Ее голос подстраивался под тон собеседника; на третью неделю общения доктор обнаружил в ее лексиконе свои любимые фразы и слова-паразиты. Все отчетливее он слышал в ней себя.

Иногда доктор приходил после обеда, а Наташа еще спала; она в этом не признавалась, но ее выдавали помятые ресницы: расчесать волосы по пути из спальни она успевала, ресницы – нет. К вечеру они распрямлялись сами, и Наташа становилась необычайно хороша.


Она тоже все чаще смотрела на доктора.

Ей нравилось, как он ворчал. Ей нравилось, как он молчал. И как нарочно не смотрел на Наташу, когда та сидела, уставившись на него особо нагло.

Доктор возился с Каллиопой, а Ната пялилась на него, почти не моргая, и знала, что он видит это краем глаза; что раздражается.

– Что я, телевизор, что ли? – спросил доктор однажды, не выдержав очередных наблюдений.

– Скорее, зоопарк, – ответила Ната.

Он попросил ее покинуть помещение. Она долго смеялась.

Чем дальше, тем больше Ната старалась не мешать доктору, а помогать. Когда она не принимала посетителей, эти двое работали вместе: таскали туда-сюда тонны оборудования, обреченного на скорую гибель; по десять раз на дню выманивали Каллиопу из-под кровати и снимали со шкафа; искали в советских, российских и зарубежных ветеринарных журналах хоть какие-то статьи, которые могли бы помочь в поисках.

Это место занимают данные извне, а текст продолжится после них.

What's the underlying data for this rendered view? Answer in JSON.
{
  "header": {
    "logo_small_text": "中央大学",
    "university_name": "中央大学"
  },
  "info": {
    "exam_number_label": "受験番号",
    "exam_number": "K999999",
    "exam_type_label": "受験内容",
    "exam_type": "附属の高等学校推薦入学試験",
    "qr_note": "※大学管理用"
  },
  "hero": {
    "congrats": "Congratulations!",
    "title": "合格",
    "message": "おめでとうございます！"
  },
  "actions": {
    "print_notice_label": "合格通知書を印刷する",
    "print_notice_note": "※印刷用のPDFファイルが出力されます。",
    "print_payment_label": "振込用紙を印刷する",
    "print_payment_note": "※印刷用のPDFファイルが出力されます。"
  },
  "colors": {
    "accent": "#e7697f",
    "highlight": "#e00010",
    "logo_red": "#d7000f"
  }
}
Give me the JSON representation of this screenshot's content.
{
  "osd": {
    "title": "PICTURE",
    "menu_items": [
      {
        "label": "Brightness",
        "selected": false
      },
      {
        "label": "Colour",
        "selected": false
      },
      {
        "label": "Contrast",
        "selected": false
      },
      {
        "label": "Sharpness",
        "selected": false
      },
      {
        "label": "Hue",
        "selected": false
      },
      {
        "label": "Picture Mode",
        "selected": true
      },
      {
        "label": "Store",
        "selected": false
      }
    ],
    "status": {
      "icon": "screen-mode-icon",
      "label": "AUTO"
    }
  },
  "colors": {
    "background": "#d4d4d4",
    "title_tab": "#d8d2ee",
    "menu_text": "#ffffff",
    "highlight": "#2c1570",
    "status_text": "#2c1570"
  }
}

Ни в журналах, ни в сети не находилось ничего полезного. Зато доктор обнаружил, что у Наты сильные руки и доброе сердце.

В один из вечеров она даже помогла взять на анализ кровь Каллиопы. Доктор поместил образец в анализатор, и тот рванул. Доктор разозлился, Каллиопа испугался, а Ната обрадовалась фейерверку.